Protons in (Ga,Sc,In,Y)3+-doped BaFeO3 triple conductors — Site energies and migration barriers investigated by density functional theory calculations
Andrei Chesnokov, Denis Gryaznov, E. A. Kotomin, Joachim Maier, Rotraut Merkle
Abstract
BaFeO 3-δ is a prototypical “triple-conducting” perovskite combining electronic, proton and oxygen vacancy conductivities. Here, the interaction energies of protons at different sites with Ga 3+ , Sc 3+ , In 3+ , and Y 3+ dopants on the Fe site in BaFeO 3 are calculated using density functional theory (DFT). The effect of the dopants on the respective proton transfer barriers is also investigated. While for the smaller Ga 3+ and Sc 3+ dopants a slight trapping of protons in the first and second shell around the dopant is found, in the case of the strongly oversized In 3+ and Y 3+ the first shell exhibits a repulsive behaviour for protons (despite attractive electrostatic interaction). The calculated proton transfer barriers for different configurations depend sensitively on the local geometry. They follow the previously derived correlations with O-H bond lengths and O···O distances in BaFeO 3-δ , corroborating that these quantities are physically meaningful descriptors for proton transfer in perovskites. Overall, a very complex energy landscape is obtained, and the consequences for long-range proton transport are discussed only qualitatively.
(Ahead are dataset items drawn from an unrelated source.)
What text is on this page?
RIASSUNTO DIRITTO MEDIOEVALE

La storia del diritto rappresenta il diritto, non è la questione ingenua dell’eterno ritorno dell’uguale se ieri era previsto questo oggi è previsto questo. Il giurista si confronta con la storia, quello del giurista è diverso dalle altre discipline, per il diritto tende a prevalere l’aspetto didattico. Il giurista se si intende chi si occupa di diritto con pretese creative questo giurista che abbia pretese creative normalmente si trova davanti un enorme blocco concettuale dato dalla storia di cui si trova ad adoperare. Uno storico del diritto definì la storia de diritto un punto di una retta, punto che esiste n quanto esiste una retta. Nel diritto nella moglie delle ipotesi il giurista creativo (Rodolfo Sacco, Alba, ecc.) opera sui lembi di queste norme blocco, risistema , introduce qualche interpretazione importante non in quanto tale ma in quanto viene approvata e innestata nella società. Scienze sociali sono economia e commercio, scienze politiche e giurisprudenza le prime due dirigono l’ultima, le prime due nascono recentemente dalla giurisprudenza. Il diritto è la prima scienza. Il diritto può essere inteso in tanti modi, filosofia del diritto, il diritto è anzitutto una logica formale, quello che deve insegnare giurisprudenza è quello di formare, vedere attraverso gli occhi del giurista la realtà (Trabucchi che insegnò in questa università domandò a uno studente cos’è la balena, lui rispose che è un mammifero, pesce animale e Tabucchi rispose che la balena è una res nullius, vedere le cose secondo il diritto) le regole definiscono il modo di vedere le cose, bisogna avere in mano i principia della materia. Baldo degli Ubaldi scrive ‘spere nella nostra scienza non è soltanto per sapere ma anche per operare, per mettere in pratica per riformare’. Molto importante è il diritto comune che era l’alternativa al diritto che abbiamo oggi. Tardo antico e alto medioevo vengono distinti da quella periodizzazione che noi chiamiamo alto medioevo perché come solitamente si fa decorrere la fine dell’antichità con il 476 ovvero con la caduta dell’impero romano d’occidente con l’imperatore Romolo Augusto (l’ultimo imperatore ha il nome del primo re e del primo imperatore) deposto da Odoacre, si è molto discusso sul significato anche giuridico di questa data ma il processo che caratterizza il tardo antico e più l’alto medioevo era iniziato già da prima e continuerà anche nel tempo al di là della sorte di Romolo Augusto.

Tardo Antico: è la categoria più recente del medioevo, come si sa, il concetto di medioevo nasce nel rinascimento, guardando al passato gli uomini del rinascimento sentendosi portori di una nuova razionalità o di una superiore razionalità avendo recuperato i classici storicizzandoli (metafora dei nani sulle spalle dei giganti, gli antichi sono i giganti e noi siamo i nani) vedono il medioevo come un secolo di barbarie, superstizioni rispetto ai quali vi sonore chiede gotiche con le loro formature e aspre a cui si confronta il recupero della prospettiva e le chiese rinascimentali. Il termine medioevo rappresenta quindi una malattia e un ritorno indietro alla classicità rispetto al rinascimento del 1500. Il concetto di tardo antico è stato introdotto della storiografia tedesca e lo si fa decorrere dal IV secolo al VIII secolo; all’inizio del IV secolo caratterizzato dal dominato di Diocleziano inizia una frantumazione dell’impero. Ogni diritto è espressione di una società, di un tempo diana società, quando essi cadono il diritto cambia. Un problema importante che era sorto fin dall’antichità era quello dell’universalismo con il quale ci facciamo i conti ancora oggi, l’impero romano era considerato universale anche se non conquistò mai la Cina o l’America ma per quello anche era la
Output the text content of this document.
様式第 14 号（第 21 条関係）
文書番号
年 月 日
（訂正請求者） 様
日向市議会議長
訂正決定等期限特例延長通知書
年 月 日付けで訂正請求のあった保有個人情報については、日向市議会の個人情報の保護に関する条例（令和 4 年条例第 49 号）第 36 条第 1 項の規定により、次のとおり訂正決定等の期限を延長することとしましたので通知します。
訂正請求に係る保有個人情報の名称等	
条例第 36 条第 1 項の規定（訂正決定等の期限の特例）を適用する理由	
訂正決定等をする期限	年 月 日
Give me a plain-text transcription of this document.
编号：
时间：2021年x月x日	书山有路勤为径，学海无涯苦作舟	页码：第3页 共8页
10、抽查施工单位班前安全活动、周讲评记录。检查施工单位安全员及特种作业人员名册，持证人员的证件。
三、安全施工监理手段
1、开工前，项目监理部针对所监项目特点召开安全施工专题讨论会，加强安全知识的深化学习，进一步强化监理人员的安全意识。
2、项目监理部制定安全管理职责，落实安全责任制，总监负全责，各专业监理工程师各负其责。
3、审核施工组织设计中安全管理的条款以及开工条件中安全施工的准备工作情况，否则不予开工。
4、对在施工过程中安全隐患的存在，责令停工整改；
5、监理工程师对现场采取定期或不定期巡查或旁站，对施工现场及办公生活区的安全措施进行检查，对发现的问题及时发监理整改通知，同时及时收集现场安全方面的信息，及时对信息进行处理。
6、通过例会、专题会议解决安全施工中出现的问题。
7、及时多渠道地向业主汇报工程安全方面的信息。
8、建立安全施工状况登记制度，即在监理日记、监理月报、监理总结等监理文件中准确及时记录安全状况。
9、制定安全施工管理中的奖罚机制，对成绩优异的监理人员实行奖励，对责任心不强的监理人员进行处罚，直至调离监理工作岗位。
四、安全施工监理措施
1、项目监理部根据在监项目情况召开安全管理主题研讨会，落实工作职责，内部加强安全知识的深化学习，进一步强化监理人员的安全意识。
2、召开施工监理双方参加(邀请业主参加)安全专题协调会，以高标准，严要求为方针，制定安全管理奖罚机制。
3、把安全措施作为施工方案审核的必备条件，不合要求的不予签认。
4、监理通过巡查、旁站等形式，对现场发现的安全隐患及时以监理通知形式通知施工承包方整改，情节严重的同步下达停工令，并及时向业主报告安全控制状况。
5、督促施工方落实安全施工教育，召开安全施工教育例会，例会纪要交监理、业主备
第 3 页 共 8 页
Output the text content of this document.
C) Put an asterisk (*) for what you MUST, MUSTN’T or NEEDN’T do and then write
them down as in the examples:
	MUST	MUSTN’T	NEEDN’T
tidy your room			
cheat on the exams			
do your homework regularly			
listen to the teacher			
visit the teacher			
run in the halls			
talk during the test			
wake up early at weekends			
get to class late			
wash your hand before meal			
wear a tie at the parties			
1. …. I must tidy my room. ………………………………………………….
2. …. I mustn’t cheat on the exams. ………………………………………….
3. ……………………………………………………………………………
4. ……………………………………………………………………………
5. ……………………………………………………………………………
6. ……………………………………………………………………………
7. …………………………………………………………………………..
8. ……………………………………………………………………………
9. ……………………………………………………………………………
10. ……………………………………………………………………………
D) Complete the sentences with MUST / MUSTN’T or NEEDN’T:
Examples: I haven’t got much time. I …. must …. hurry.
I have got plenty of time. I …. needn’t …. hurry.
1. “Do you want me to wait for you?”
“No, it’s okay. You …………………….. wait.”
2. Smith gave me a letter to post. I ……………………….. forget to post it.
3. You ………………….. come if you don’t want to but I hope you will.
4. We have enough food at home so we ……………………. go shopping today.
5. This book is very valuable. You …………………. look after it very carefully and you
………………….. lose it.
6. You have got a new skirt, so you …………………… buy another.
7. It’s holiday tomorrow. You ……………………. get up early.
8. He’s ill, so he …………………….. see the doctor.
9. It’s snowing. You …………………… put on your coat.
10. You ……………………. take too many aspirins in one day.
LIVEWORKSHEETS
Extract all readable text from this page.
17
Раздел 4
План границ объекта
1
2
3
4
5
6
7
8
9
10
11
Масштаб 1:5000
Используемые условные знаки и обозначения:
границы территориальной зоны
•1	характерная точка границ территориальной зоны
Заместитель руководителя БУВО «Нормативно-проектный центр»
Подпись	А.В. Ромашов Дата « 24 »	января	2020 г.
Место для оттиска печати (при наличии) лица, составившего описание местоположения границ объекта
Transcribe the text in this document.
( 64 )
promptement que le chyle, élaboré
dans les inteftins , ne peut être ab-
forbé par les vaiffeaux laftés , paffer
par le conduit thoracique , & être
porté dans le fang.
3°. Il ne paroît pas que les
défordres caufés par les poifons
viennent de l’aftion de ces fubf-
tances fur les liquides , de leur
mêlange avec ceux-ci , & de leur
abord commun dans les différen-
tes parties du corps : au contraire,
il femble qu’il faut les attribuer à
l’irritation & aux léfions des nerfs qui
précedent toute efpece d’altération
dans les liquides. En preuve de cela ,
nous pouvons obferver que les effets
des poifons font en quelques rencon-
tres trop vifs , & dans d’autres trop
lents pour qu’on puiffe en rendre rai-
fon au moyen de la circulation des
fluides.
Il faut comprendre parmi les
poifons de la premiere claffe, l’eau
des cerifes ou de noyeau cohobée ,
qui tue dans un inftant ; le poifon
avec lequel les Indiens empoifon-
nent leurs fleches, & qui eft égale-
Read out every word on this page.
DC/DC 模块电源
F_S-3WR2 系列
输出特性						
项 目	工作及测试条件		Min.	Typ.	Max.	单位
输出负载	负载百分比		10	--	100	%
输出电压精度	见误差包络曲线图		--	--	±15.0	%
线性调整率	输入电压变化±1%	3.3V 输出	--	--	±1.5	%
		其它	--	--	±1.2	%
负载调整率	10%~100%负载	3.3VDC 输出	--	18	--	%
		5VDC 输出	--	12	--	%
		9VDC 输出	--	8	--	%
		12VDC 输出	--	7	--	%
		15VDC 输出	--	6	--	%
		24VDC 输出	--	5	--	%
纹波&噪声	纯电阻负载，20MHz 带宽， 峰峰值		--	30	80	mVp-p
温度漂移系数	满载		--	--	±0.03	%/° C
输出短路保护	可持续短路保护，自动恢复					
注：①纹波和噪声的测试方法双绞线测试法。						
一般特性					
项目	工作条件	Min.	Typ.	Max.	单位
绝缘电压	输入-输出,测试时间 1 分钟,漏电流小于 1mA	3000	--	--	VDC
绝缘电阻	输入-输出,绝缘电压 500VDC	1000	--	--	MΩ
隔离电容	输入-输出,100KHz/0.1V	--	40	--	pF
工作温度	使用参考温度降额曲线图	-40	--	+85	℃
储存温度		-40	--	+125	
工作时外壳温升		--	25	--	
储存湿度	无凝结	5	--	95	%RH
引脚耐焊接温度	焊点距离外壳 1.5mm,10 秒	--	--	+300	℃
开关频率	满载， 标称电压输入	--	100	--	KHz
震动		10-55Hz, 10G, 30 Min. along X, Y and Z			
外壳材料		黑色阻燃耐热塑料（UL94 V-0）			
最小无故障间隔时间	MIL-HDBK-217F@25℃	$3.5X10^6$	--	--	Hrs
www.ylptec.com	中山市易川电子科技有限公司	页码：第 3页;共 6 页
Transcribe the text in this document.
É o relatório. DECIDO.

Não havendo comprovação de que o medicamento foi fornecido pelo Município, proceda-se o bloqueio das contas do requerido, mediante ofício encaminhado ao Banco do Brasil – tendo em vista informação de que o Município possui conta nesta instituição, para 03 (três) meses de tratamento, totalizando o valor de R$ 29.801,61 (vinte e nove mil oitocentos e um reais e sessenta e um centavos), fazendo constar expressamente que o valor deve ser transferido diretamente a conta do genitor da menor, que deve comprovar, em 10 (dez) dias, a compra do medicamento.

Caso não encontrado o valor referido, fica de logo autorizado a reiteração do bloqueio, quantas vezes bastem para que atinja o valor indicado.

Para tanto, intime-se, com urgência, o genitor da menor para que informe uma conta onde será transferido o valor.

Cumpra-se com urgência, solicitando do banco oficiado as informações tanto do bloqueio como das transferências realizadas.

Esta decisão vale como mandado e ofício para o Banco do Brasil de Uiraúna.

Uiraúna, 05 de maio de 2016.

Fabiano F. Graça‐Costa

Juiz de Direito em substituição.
The combination of a proton-repulsive first shell and the tendency for increased proton barriers suggests that for BaFeO 3-δ , instead of the very oversized Y 3+ smaller dopants should be considered. • Extended DFT study of proton site energies and barriers in doped BaFeO 3 . • Repulsive zone around very oversized Y 3+ . • Increased proton transfer barriers around very oversized Y 3+ . • Qualitative discussion of long-range transport.